So it seems as if this is a trendy topic on here but I can't find the exact answers that I'm looking for. I too had some experiences with my (Jewish) MIL. I am Catholic and welcomed the idea of an interfaith wedding with open arms! I wanted the chuppa, the ketubah, the breaking of the glass, the hora etc.. etc.. and I did all the research to make it all happen! I researched rabbi's high and low and was determined to find the right fit for us. It came to my attention that my faith was being criticized by the ILs... it immediately hurt my feelings since I was trying so hard to accommodate my FIANCE and his faith (not that he really cares too much about it). The only Catholic tradition that I wanted was to walk down the aisle of a church with my dad... organ and trumpets blasting and whatnot. Well- after it had been planned and the church AND RABBI booked, I was QUICKLY shot down (they had known about it for weeks at that point and never said anything). It was all about what "her friends" would think if we "made them" go into a church to watch her son get married under a crucifix. Well from there, an avalanche followed. She criticized my desire to have a honeymoon registry and was MORTIFIED when it was put on our wedding website. She demanded that we take it down because "her friends" were already asking her about it. She refused to minimize her guest list despite the fact that we (bride and groom) and my parents had all minimized our lists by 10% to accommodate budget and the venue.
I'm a non-traditional person, I march to the beat of my own drums and I'm ok with that because I ALWAYS take people's feelings into consideration. The church thing was a mistake on my part as I didn't know the feelings of the Jewish faith re: the crucifix but she used it to her advantage to get everything she wanted after that. My fiance (now husband) asked me to just let things go to avoid conflict and so I did because we had been experiencing too much stress on our relationship because of all these problems with her opinions. We were fighting so much that I wanted nothing more than the day to just come and go and be done with so we could go back to normal (and don't worry, we have ! ).

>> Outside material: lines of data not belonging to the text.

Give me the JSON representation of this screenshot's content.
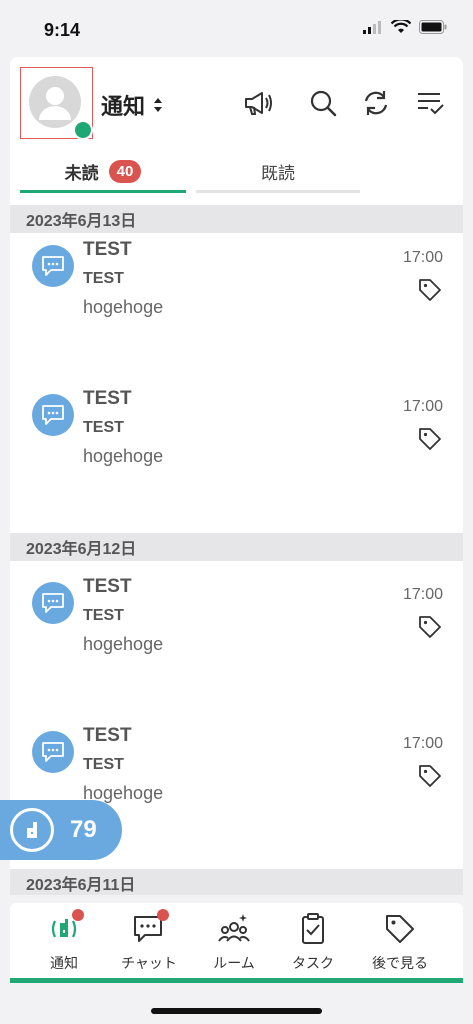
{
  "status_bar": {
    "time": "9:14"
  },
  "header": {
    "title": "通知"
  },
  "tabs": [
    {
      "label": "未読",
      "count": "40"
    },
    {
      "label": "既読"
    }
  ],
  "sections": [
    {
      "date": "2023年6月13日"
    },
    {
      "date": "2023年6月12日"
    },
    {
      "date": "2023年6月11日"
    }
  ],
  "items": [
    {
      "title": "TEST",
      "subtitle": "TEST",
      "body": "hogehoge",
      "time": "17:00"
    },
    {
      "title": "TEST",
      "subtitle": "TEST",
      "body": "hogehoge",
      "time": "17:00"
    },
    {
      "title": "TEST",
      "subtitle": "TEST",
      "body": "hogehoge",
      "time": "17:00"
    },
    {
      "title": "TEST",
      "subtitle": "TEST",
      "body": "hogehoge",
      "time": "17:00"
    }
  ],
  "float_badge": {
    "count": "79"
  },
  "bottom_nav": [
    {
      "label": "通知",
      "icon": "notification-icon"
    },
    {
      "label": "チャット",
      "icon": "chat-icon"
    },
    {
      "label": "ルーム",
      "icon": "room-icon"
    },
    {
      "label": "タスク",
      "icon": "task-icon"
    },
    {
      "label": "後で見る",
      "icon": "tag-icon"
    }
  ],
  "colors": {
    "accent": "#1fa874",
    "badge": "#d9534f",
    "icon_bg": "#6aa8e0"
  }
}
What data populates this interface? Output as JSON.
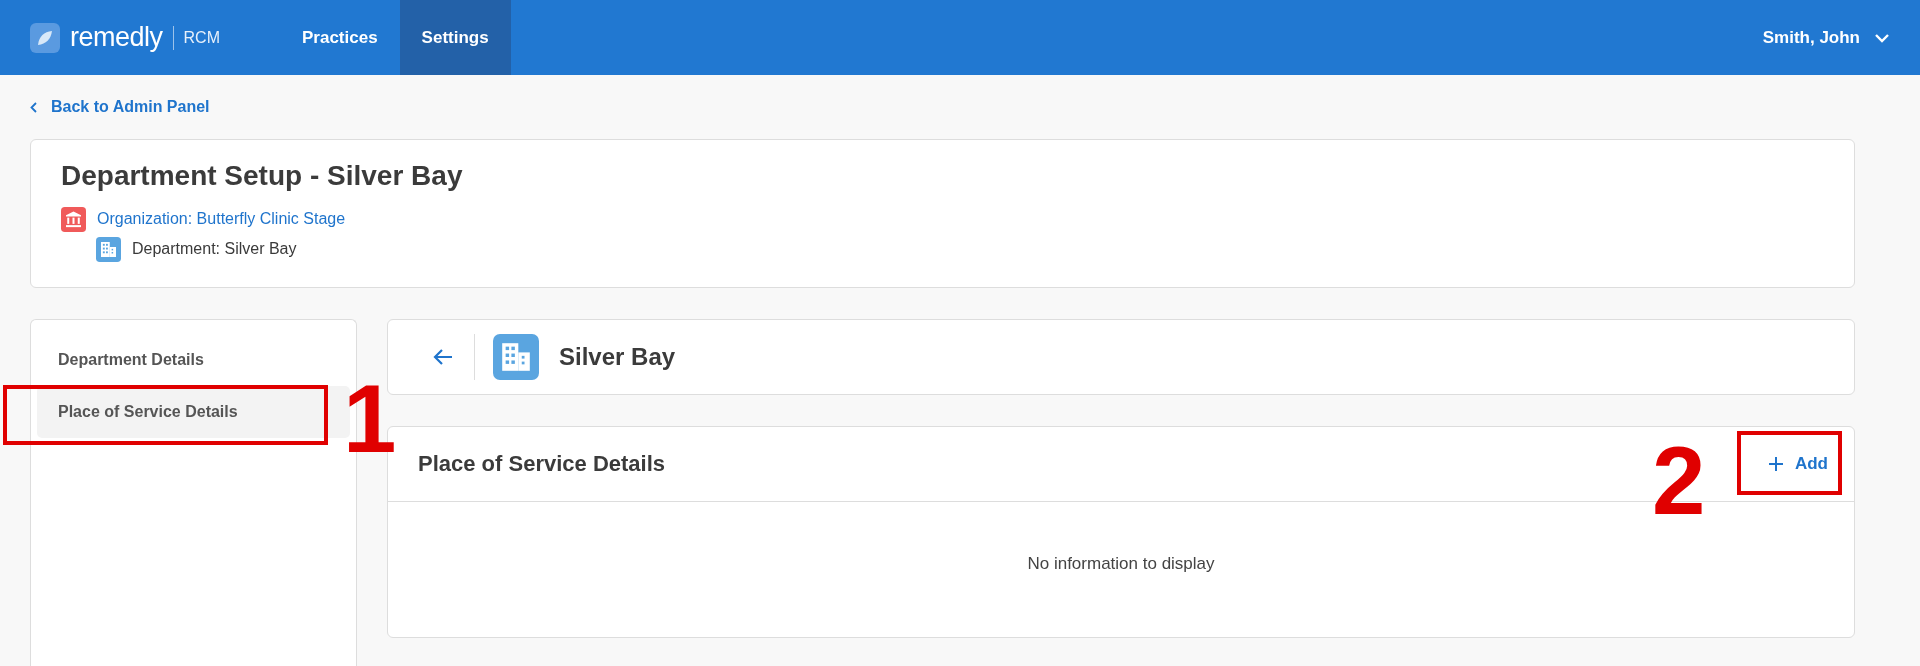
{
  "header": {
    "logo": {
      "name": "remedly",
      "product": "RCM"
    },
    "nav": [
      {
        "label": "Practices",
        "selected": false
      },
      {
        "label": "Settings",
        "selected": true
      }
    ],
    "user": {
      "name": "Smith, John"
    }
  },
  "back_link": {
    "label": "Back to Admin Panel"
  },
  "page_card": {
    "title": "Department Setup - Silver Bay",
    "breadcrumbs": [
      {
        "kind": "organization",
        "text": "Organization: Butterfly Clinic Stage"
      },
      {
        "kind": "department",
        "text": "Department: Silver Bay"
      }
    ]
  },
  "sidebar": {
    "items": [
      {
        "label": "Department Details",
        "selected": false
      },
      {
        "label": "Place of Service Details",
        "selected": true
      }
    ]
  },
  "detail_header": {
    "title": "Silver Bay"
  },
  "section": {
    "title": "Place of Service Details",
    "add_button": {
      "label": "Add"
    },
    "empty_message": "No information to display"
  },
  "annotations": [
    {
      "label": "1"
    },
    {
      "label": "2"
    }
  ]
}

She planned the rehearsal dinner without any input from me. Since I have a large family, we only decided to invite my godparents and the bridal party. Three days before the wedding she began asking me for the spelling of everyone's names. I asked her if she was making seating arrangements. She responded (via email) that she was and that she'd send them to me. She split all of my guests up so that they were all sitting with people they didn't know! My guests were already a minority and I didn't feel as though she should split them all up as it tends to get awkward- she did it at my shower too and split up all my BMs from one another! So I politely told her that I didn't like the way she had it set up in an email and that I wanted my family to just be able to have a comfortable dinner while eating together and that they could mingle with everyone beforehand. Hours later I get a response that was CCed to both my husband and my FIL.... as if she was tattletale-ing on me! It said "I'm sorry that my family makes you uncomfortable but I will honor your seating requests." Well.... not only was I flabbergasted that she put this evil spin on it 3 days before the wedding but I was soo beyond hurt that she felt the need to "rat me out" by CCing my husband and FIL. I wrote a polite response back to her (with the help of my aunts who were sitting there as I burst into tears over this email) and told her that she took my words out of context and that she shouldn't take away from this very happy time. I received no response and she acted normal when they arrived in town for the rehearsal.
This is a woman who, during her Mother-son dance, STOPPED THE BAND in the middle of the song because they were playing the wrong one!!!!! Are you f-ing serious?!!?!? I was MORTIFIED for my hubby and pray to god that no one caught the look on my face in a video of some sort while this was happening.
Since the wedding, I've wanted nothing to do with her. I just wanted to move on with my life and forget about the whole wedding. I just haven't been able to bring myself to do so. Every time she calls or my hubs tells me that he was talking to her on his way home from work, I just roll my eyes and my blood pressure rises. I don't know how to get over it or approach her to talk about it. I never wanted a bad relationship with her but I feel like if I don't nip this in the bud, it's only going to get worse once we have kids. I just don't know how to approach this gracefully in a way that will improve our relationship from here on out.
I NEED ADVICE, Ladies!!! Please someone help a girl out here! I'm not an angry person but she's still dragging me down and the wedding was 2 months ago! I love my husband so much and I don't want to feel like I'm taking this out on him for something that his psycho, control freak of a mother did to me!